Não tinha percebido, mas todo mundo ao redor da mesa ficou prestando atenção no que eu estava falando: asneiras que sempre são encontradas no Caderno G da Gazeta do Povo. Pus pela garganta mais um pouco do vinho seco e cortei um pedaço da alcatra. Josué, o mais novo da turma, me olha carinhosamente e diz:
- Nunca pensou em ser jornalista? Respondo:
- Caro amigo, todos sabem que críticas são feitas por pessoas e não conheço nenhum jornalista que seja humano. Foi aí que arrumei briga com metade dos presentes. Os que não eram jornalistas, eram publicitários, com exceção de Isabel, que era Pedagoga. Eu mesmo, bacharel em Jornalismo, mas empresário experimental por culpa do meu pai, proprietário de uma grande rede de transportes.
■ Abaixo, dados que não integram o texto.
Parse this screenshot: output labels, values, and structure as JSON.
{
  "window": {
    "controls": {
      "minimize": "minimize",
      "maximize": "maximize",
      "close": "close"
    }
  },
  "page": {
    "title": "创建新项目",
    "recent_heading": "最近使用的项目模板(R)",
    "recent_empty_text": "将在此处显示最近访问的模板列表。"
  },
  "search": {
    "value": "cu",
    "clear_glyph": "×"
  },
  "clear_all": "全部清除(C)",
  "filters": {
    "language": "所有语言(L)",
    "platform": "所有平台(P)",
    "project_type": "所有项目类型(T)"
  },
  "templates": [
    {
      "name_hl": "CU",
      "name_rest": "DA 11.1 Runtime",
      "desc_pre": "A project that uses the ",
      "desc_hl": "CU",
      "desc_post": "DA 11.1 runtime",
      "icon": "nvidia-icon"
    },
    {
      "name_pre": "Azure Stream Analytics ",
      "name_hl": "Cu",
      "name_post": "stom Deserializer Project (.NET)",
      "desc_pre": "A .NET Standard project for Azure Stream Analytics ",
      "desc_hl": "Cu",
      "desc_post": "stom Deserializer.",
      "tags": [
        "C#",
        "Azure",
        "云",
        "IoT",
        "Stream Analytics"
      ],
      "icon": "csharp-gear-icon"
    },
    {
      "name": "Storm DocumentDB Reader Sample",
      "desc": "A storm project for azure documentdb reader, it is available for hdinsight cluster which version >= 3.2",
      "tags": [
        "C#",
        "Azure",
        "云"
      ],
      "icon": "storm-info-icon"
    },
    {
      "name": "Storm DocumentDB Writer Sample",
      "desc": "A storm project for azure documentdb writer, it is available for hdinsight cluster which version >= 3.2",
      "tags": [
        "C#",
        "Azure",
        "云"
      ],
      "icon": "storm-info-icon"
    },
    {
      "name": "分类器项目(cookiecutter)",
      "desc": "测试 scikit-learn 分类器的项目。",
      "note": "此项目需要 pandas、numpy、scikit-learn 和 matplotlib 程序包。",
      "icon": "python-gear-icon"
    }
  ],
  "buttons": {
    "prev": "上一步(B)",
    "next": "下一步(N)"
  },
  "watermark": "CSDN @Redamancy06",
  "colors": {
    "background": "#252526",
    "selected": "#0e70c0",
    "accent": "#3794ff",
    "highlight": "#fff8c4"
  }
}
- Você não passa de um esnobe reprimido, querido Bernardo. Às vezes Josué é tão ridículo que chega a dar ânsia. Todos riem e eu faço uma cara de cu. Aliás, como é uma cara de cu? Sei lá.
* * *
O jantar estava ótimo. Isabel troca o disco do Oswaldo por um da banda Justice. Ela sempre foi metida a moderninha, mesmo sendo pedagoga. Nenhum preconceito, ressalvo, antes que mais pessoas venham a me chamar de esnobe reprimido. Ela estava com um vestido azul, meio solto. As pernas ficavam à mostra, revelando anos de malhação nas linhas das coxas e das panturrilhas. Seu cheiro continuava formidável. Lavanda com alguns tons de madeira. Não lembro a marca do perfume, mas continuava o mesmo de sete anos atrás.
- Alguém conhece esta dupla francesa? Perguntou.
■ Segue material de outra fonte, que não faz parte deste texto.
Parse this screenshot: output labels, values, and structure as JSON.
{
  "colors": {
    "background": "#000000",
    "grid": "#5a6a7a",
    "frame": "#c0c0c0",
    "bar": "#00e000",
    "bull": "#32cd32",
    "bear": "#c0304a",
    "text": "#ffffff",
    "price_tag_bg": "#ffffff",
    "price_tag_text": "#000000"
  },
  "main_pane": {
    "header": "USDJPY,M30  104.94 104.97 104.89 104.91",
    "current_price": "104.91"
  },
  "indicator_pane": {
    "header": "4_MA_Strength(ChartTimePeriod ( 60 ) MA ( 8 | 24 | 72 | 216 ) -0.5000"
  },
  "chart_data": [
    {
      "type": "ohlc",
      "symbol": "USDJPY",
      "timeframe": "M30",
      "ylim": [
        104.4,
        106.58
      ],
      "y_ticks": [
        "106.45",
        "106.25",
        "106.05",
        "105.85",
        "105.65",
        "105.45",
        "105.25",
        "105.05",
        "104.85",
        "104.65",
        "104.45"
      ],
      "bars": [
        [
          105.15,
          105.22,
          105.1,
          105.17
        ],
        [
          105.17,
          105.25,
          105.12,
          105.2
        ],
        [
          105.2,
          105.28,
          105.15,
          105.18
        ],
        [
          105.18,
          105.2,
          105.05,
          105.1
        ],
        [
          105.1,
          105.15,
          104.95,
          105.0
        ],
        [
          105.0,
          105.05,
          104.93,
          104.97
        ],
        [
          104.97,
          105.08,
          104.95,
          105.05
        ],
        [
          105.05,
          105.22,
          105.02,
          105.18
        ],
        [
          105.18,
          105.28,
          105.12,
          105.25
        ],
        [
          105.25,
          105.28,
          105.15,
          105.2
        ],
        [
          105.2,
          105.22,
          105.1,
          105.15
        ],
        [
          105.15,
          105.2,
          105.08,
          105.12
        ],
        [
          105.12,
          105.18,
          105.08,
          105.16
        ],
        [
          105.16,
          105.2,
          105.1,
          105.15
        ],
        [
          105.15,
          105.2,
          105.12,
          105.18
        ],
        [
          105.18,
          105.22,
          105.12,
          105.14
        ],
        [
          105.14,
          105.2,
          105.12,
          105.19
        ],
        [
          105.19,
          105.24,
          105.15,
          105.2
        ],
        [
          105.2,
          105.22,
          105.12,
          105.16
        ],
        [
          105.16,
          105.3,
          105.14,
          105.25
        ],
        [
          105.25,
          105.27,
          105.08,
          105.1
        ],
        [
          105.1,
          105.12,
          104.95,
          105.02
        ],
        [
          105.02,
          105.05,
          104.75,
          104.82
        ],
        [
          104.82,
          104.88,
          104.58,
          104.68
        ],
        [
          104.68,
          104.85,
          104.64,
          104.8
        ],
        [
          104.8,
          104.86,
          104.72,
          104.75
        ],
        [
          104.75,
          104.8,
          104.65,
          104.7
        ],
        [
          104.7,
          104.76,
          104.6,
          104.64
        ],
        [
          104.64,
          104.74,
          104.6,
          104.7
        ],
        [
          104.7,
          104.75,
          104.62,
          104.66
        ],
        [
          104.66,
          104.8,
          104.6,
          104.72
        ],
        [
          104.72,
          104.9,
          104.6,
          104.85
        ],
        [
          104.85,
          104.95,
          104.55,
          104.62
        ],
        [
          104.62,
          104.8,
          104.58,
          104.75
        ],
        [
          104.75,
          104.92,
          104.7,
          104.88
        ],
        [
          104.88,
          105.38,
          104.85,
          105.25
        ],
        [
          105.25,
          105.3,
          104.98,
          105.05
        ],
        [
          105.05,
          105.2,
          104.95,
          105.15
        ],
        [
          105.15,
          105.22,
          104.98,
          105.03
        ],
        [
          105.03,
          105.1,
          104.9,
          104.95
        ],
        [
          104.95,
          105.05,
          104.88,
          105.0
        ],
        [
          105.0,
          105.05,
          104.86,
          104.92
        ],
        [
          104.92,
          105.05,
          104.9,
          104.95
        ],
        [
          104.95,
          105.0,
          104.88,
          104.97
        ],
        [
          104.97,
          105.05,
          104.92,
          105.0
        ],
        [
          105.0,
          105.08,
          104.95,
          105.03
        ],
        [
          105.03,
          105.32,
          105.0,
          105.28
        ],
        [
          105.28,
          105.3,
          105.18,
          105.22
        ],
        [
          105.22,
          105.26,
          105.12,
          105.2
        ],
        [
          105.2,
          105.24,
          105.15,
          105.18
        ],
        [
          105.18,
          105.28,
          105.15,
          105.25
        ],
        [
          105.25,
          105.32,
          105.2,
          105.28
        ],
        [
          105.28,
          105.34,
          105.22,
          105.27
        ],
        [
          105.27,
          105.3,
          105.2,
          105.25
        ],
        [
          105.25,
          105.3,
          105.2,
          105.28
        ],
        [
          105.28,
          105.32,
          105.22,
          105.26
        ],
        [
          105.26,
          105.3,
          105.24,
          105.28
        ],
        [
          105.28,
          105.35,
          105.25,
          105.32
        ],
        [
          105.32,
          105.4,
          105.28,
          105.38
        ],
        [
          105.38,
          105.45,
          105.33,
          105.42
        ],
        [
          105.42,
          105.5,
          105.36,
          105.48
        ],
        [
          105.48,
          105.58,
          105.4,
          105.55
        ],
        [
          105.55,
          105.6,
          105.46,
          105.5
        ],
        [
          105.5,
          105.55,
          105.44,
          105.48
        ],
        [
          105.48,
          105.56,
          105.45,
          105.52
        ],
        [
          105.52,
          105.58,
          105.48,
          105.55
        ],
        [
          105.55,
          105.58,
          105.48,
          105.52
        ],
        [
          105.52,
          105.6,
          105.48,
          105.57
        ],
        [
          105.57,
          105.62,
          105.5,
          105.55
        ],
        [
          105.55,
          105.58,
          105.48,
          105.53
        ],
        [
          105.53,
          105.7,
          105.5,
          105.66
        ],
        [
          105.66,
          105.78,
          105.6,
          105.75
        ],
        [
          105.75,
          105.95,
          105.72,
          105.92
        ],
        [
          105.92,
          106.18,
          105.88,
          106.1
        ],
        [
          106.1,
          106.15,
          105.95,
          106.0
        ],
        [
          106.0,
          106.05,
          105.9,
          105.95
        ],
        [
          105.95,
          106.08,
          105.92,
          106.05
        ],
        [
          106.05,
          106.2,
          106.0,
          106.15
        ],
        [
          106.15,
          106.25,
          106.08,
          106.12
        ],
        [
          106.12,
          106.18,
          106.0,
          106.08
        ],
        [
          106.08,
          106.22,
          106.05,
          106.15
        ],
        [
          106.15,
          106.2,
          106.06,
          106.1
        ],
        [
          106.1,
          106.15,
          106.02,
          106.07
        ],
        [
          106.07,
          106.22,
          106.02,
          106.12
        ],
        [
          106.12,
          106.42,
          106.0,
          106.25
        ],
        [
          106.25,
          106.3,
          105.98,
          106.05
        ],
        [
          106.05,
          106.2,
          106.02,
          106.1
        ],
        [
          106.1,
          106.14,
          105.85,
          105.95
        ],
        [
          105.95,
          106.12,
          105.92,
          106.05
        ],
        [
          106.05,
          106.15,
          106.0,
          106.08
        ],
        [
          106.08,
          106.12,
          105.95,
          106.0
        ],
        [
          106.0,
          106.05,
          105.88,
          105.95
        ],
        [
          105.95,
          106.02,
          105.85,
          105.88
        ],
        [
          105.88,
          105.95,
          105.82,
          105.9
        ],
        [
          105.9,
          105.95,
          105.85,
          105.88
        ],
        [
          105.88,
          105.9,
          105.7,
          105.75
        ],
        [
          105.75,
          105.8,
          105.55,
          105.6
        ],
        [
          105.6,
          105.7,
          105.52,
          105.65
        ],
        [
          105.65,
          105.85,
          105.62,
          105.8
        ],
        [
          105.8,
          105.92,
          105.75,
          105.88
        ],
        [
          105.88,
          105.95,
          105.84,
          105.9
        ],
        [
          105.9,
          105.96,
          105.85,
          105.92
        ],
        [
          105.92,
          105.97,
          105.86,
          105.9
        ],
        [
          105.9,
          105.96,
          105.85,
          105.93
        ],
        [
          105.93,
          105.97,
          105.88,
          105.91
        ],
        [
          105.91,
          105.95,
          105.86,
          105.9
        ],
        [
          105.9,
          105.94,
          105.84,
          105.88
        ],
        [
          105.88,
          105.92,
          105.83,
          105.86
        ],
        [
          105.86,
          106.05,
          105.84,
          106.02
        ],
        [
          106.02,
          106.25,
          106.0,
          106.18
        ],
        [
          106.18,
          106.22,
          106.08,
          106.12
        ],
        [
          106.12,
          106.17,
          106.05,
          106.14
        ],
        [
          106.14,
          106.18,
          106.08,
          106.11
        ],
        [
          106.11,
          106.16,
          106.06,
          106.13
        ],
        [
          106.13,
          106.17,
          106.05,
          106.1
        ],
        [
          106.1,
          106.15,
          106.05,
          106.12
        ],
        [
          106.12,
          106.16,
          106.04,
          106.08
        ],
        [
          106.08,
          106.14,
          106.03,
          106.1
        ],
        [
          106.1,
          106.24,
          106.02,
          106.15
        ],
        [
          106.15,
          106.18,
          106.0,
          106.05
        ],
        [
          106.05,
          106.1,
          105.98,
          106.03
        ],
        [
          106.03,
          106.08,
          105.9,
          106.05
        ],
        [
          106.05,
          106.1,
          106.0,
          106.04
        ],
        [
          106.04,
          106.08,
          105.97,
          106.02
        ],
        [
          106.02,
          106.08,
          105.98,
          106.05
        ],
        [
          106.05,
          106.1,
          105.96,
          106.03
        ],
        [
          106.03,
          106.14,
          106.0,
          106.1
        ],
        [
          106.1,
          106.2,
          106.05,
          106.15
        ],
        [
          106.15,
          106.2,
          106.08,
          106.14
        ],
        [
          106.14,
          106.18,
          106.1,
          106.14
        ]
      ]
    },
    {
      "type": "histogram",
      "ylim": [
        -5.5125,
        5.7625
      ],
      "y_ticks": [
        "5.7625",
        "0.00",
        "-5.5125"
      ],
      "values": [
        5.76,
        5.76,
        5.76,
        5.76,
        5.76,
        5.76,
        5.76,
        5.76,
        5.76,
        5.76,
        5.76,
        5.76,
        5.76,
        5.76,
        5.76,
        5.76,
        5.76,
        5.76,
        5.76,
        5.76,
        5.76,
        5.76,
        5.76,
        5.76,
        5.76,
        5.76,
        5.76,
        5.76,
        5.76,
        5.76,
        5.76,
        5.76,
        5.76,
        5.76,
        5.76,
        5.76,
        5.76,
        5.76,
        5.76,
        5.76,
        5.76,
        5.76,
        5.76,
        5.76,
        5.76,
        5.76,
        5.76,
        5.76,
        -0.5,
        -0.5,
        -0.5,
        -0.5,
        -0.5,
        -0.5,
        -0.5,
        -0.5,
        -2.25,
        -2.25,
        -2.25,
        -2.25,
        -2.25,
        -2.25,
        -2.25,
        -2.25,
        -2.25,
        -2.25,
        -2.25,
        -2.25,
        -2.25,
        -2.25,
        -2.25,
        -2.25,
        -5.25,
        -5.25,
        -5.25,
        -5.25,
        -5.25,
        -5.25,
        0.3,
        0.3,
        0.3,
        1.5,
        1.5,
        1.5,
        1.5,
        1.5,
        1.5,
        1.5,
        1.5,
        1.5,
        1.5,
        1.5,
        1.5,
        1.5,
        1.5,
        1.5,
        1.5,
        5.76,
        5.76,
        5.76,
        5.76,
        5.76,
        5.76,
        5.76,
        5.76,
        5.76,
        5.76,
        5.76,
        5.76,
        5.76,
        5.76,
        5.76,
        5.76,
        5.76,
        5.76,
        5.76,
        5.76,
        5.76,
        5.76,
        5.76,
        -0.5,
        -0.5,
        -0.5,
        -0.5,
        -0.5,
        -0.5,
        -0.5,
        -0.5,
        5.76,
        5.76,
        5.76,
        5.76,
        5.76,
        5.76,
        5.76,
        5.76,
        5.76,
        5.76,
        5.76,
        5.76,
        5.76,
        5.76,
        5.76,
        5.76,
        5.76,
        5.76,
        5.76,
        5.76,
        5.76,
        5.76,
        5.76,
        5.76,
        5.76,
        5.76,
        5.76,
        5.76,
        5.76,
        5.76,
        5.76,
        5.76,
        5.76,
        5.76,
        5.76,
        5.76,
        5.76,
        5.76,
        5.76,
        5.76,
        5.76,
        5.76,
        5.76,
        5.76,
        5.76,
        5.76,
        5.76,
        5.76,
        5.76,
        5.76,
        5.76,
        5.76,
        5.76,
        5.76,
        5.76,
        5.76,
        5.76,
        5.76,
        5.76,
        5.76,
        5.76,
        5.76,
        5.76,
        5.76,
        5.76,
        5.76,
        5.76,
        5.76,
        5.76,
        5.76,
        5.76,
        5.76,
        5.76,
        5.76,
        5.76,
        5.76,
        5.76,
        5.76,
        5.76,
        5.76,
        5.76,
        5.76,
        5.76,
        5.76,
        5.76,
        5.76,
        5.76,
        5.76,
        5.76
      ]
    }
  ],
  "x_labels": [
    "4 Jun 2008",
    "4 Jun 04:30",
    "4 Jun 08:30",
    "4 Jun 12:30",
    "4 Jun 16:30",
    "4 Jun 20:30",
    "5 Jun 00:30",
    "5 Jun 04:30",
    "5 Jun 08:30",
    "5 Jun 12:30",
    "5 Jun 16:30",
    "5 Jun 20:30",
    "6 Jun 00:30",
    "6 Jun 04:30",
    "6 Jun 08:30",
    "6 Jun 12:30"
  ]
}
- Sim, adoro aquela canção do clipe das camisetas. Eu disse.
- Ah, ela se chama D.A.N.C.E, também adoro. Respondeu Isabel com um sorriso de fazer a Monalisa parecer mesmo um auto-retrato de Da Vinci.
Já meio alta por causa do vinho, ela tira Glauco, seu atual e meu mais perfeito rival - mesmo sem saber - para dançar. Arrasta a mesa da sala para o canto e inicia um rebolado que me fez ir ao banheiro. Engulo mais um pouco, dessa vez seco, o agora vinho tinto que tinha sido aberto. Quando volto, todos estão a dançar. É por isso que continuo a acreditar no poder da música. Lindas pessoas de 30 anos mexendo os quadris graças a batidas eletrônicas.
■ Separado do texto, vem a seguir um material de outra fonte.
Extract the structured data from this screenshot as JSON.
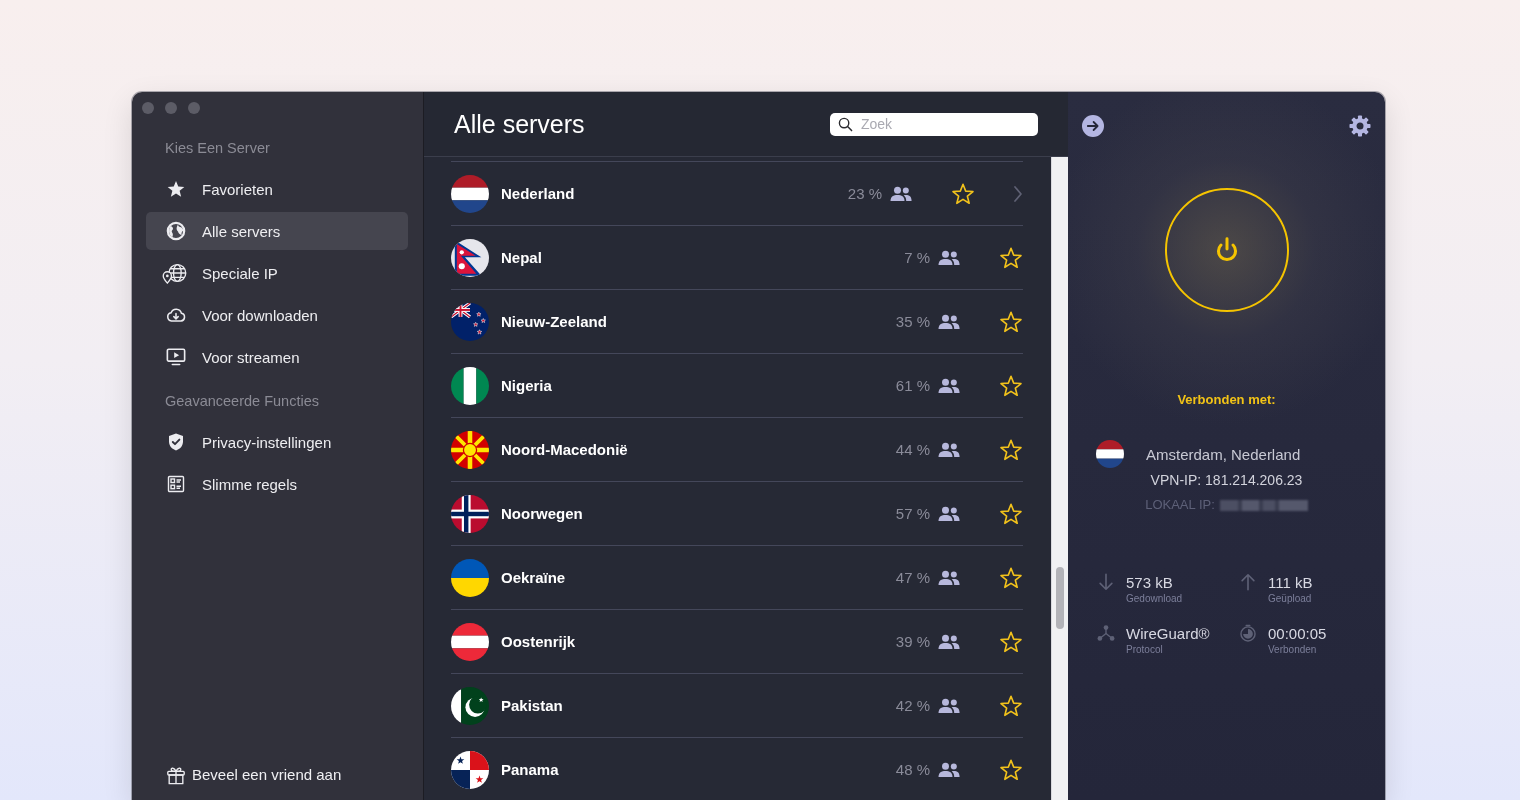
{
  "sidebar": {
    "sections": [
      {
        "heading": "Kies Een Server",
        "items": [
          {
            "label": "Favorieten",
            "kind": "favorites",
            "selected": false
          },
          {
            "label": "Alle servers",
            "kind": "global",
            "selected": true
          },
          {
            "label": "Speciale IP",
            "kind": "dedicated",
            "selected": false
          },
          {
            "label": "Voor downloaden",
            "kind": "downloading",
            "selected": false
          },
          {
            "label": "Voor streamen",
            "kind": "streaming",
            "selected": false
          }
        ]
      },
      {
        "heading": "Geavanceerde Functies",
        "items": [
          {
            "label": "Privacy-instellingen",
            "kind": "privacy",
            "selected": false
          },
          {
            "label": "Slimme regels",
            "kind": "rules",
            "selected": false
          }
        ]
      }
    ],
    "invite": {
      "label": "Beveel een vriend aan"
    }
  },
  "main": {
    "title": "Alle servers",
    "search": {
      "placeholder": "Zoek"
    }
  },
  "servers": [
    {
      "name": "Nederland",
      "load": "23 %",
      "favorite": false,
      "hovered": true
    },
    {
      "name": "Nepal",
      "load": "7 %",
      "favorite": false,
      "hovered": false
    },
    {
      "name": "Nieuw-Zeeland",
      "load": "35 %",
      "favorite": false,
      "hovered": false
    },
    {
      "name": "Nigeria",
      "load": "61 %",
      "favorite": false,
      "hovered": false
    },
    {
      "name": "Noord-Macedonië",
      "load": "44 %",
      "favorite": false,
      "hovered": false
    },
    {
      "name": "Noorwegen",
      "load": "57 %",
      "favorite": false,
      "hovered": false
    },
    {
      "name": "Oekraïne",
      "load": "47 %",
      "favorite": false,
      "hovered": false
    },
    {
      "name": "Oostenrijk",
      "load": "39 %",
      "favorite": false,
      "hovered": false
    },
    {
      "name": "Pakistan",
      "load": "42 %",
      "favorite": false,
      "hovered": false
    },
    {
      "name": "Panama",
      "load": "48 %",
      "favorite": false,
      "hovered": false
    }
  ],
  "connection": {
    "connected": true,
    "status": "Verbonden met:",
    "location": "Amsterdam, Nederland",
    "vpn_ip": "VPN-IP: 181.214.206.23",
    "local_ip_label": "LOKAAL IP:",
    "stats": [
      {
        "kind": "download",
        "value": "573 kB",
        "label": "Gedownload"
      },
      {
        "kind": "upload",
        "value": "111 kB",
        "label": "Geüpload"
      },
      {
        "kind": "protocol",
        "value": "WireGuard®",
        "label": "Protocol"
      },
      {
        "kind": "timer",
        "value": "00:00:05",
        "label": "Verbonden"
      }
    ]
  }
}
Minha formosa esposa, calçando um Christian Louboutin, me devora com os olhos, implorando um roçar de coxas. Atendo o pedido e acabo derrubando um pouco de vinho no Prada da mulher. A vida, naquele momento, podia ter terminado para mim.
- Não acredito!
- Pode acreditar, seu Prada agora está mais delicioso. Não sei como consegui profanar uma idiotice tamanha.
- Você é tão sem noção, Bernardo!
- Calma, é só um Prada Gisele. Josué não devia ter dito aquilo. Ele consegue ser mais idiota em horas de perigo. Fico imaginando ele no período da Ditadura Militar.